[wp-hackers] Wordpress Cookie Authentication Vulnerability

Stephane Daury wordpress at tekartist.org
Thu Nov 22 04:06:09 GMT 2007


Hey Callum,


On Nov 21, 2007, at 22:34, Callum Macdonald wrote:

> Otto wrote:
>> It seems like we have two different discussions going on here.
>>
>> 1. Password: If we were to use salt, we could prevent dictionary
>> attacks. Great. Fine. Whatever. We get it, but that's not the
>> vulnerability we're talking about here. Salt wouldn't fix this
>> problem.
>>
> So let's do that... :)

+1: feels lie WP powers half the web these days. I think it's a matter  
of due diligence.


>
>> 2. Cookies: Why are we using double-MD5 as the cookie? Why are we not
>> using PHP Sessions instead? This would prevent this problem. Anybody
>> know?
>>
> Sessions don't allow persistent logins.

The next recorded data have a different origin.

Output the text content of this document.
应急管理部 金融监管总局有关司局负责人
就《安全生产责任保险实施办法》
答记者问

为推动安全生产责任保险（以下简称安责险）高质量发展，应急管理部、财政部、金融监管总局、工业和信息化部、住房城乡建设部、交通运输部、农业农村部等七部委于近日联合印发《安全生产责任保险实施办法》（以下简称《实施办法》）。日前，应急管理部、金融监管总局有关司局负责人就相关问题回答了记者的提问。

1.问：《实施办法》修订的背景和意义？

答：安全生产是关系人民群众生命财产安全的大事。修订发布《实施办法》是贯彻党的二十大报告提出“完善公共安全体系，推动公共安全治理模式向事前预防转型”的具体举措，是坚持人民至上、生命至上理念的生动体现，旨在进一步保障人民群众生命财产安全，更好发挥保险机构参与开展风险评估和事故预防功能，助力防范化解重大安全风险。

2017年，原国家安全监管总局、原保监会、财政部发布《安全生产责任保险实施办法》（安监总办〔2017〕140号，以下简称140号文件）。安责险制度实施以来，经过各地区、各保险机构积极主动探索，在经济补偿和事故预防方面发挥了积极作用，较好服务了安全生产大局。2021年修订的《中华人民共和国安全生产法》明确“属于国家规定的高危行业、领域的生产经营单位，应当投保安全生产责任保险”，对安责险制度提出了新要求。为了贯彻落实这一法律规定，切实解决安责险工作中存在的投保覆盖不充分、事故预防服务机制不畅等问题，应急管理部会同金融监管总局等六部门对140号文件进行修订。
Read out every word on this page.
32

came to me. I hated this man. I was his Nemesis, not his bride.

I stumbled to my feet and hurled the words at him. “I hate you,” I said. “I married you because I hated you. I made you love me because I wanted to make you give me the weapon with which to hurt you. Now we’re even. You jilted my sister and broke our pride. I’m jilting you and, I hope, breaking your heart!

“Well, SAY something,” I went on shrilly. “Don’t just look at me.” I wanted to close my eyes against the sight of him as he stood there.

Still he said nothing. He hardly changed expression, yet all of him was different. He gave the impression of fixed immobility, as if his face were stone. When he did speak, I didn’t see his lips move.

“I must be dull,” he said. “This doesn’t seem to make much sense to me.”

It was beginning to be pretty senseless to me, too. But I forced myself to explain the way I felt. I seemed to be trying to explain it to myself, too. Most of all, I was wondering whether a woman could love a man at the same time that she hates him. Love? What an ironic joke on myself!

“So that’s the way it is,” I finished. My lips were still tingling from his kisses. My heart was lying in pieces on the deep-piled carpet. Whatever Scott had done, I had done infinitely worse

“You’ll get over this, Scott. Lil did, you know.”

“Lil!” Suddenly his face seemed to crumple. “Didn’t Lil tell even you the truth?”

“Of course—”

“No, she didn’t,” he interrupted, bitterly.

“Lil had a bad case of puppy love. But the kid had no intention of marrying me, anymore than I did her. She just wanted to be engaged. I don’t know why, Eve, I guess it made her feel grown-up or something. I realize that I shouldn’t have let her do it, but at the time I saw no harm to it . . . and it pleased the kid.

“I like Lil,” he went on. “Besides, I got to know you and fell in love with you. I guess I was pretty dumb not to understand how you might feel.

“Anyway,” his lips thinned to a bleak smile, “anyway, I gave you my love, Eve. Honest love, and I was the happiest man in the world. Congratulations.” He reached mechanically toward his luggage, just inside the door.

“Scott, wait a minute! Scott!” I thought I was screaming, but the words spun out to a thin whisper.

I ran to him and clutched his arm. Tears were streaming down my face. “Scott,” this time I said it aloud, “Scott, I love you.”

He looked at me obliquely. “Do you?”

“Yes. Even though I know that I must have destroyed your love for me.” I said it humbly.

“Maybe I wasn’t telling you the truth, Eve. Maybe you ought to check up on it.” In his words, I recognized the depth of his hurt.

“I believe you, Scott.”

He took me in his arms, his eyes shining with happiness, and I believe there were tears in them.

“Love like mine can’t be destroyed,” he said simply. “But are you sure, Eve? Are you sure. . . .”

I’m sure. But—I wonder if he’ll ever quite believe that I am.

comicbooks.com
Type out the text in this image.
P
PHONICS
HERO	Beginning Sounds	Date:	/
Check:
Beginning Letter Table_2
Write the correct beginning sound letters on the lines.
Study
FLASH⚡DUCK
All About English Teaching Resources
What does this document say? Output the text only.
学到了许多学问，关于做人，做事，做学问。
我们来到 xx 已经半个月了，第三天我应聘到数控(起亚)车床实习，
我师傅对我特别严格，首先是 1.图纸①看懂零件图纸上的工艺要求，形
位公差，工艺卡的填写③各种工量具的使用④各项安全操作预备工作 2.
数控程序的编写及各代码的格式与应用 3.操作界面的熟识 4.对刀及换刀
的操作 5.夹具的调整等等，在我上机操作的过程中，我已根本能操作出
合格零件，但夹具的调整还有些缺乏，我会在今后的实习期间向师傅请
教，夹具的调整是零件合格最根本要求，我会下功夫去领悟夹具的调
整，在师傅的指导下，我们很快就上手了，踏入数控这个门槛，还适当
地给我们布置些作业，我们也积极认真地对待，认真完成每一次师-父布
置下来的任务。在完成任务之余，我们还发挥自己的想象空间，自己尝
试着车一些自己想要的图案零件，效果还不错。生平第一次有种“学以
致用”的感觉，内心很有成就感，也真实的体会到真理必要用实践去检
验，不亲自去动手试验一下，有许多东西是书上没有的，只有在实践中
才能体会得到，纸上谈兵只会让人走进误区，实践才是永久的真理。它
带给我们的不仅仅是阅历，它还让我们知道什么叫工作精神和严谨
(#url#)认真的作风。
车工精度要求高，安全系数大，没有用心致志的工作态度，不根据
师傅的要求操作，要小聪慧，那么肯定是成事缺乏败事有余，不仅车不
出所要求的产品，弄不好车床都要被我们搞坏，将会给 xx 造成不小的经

I'd venture to say it's because PHP sessions are sometimes disabled by  
the site admin, or historically because PHP did not support them on  
all installs many, many years ago.

On sessions vs. persistent login: PHP sessions don't, ours could.  
Session keys are combined with an expiry date (at least in the  
solution I offered earlier in the thread), the same a cookie is, so  
the same logic applies.


> I don't think the current solution is a particularly major  
> vulnerability, although I think it would make sense to store a login  
> token and update that every time the user logs in. That token is  
> then written to the cookie (as in MediaWiki for example).

That login token is the same as a session key. The constant update is  
a coder's choice, and more secure by increasing randomization. But can  
still be combined with the expiry policy (update token/cookie at page  
load, but only if not expired).


> This raises the question, if somebody writes the code, how does it  
> end up in core?

Yeah, let me know because I already have it all in a bunch of project  
if needs be (though there's nothing complex beyond the expiry gotchas).

BTW: the human generated salt thing is something I got advised on by  
an Est European PHD totting security expert on a project to help me  
secure it years ago. His argument was quite convincing: "Hey, I wrote  
a perl script that hijacks your sessions in less than twelve minutes.